The first summand must be a point between $$$p_1$$$ and $$$p_2$$$, and since $$$P$$$ is convex, it must lay inside $$$P$$$. Similarly, the second summand must lay inside $$$Q$$$. In total, this means that any point between $$$pt_1$$$ and $$$pt_2$$$ must lay inside the minkowski sum, therefore, the minkowski sum must be a convex polygon.

Now, what would you do if you wanted to construct the leftmost vertex of the minkowski sum? Since the $$$x$$$-value of the vertex would have to be minimum possible, it would only make sense to take the leftmost vertex of both $$$P$$$ and $$$Q$$$, since these vertices $$$x$$$-value is the smallest it could get. The same line of argument can be used if we want to compute the rightmost / highest / lowest vertex of the minkowski sum. Turns out, this argument can be generalized not for just only these 4 directions, but to all possible directions. So, if we want to have the diagonally left bottommost vertex of the sum, it only makes sense to take the diagonally left bottommost vertex of both polygons and sum them up etc. Such vertices are called extreme points for a specific direction. One nice property about these extreme points is that they form co-podal pairs. This holds true because parallel lines of support essentially have the same direction.

Since every vertex of the minkowski sum is also an extreme point for a specific direction, all vertices of that polygon must be sums of co-podal pairs of $$$P$$$ and $$$Q$$$. We can now use the rotating calipers algorithm to calculate the minkowski sum $$$P$$$ and $$$Q$$$.

The algorithm

First, we will calculate the point with the minimum $$$y$$$-coordinate and set that as our starting point. We then set up two horizontal lines that will act as parallel lines of support throughout this algorithm. This might look like this:

First, add the point with the minimum $$$y$$$-coordinate to our set of vertices. Then, while rotating around the polygon, we need to take care of a few cases. Assume that the sum $$$p_i + q_j$$$ was the last vertex that was added to the set of vertices:

$$$\theta_p < \theta_q$$$: rotate by $$$\theta_p$$$ degrees and add $$$p_{i+1} + q_j$$$ to the set of vertices.
$$$\theta_p > \theta_q$$$: rotate by $$$\theta_q$$$ degrees and add $$$p_i + q_{j+1}$$$ to the set of vertices.
$$$\theta_p = \theta_q$$$: rotate by $$$\theta_p$$$ degrees and add $$$p_{i+1} + q_{j+1}$$$ to the set of vertices.

And that's it!

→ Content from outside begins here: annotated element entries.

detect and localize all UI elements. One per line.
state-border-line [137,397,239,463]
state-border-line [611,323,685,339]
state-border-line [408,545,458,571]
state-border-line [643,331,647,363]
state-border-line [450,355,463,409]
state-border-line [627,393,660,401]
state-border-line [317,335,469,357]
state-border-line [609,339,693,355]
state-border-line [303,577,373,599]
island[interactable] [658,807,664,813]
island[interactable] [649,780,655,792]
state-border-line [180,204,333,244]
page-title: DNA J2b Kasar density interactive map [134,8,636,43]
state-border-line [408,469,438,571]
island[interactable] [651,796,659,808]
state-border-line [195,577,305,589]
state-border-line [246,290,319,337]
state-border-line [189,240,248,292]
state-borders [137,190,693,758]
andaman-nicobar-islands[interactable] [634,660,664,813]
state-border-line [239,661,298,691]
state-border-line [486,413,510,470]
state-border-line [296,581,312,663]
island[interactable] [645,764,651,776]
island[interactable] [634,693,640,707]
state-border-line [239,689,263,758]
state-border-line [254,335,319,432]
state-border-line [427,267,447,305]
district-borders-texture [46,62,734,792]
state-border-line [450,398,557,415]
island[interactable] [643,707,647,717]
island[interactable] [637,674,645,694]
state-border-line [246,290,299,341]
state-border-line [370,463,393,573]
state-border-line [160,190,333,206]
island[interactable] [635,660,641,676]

The total runtime of this algorithm is $$$O(n+m)$$$, which is in fact optimal, since the minkowski sum has up to $$$n+m$$$ vertices.

Conclusion

Here, a few more applications of the paradigm were discussed. The huge number of problems that can be tackled using such a simple paradigm is the reason why I think that the rotating calipers is such an amazing algorithm. Hopefully, I was able to convince you of the same. If you have any questions about this blog, please let me know in the comments. There exist more applications of the algorithm, but I decided not to include them in this blog since they are too complex for a CP setting.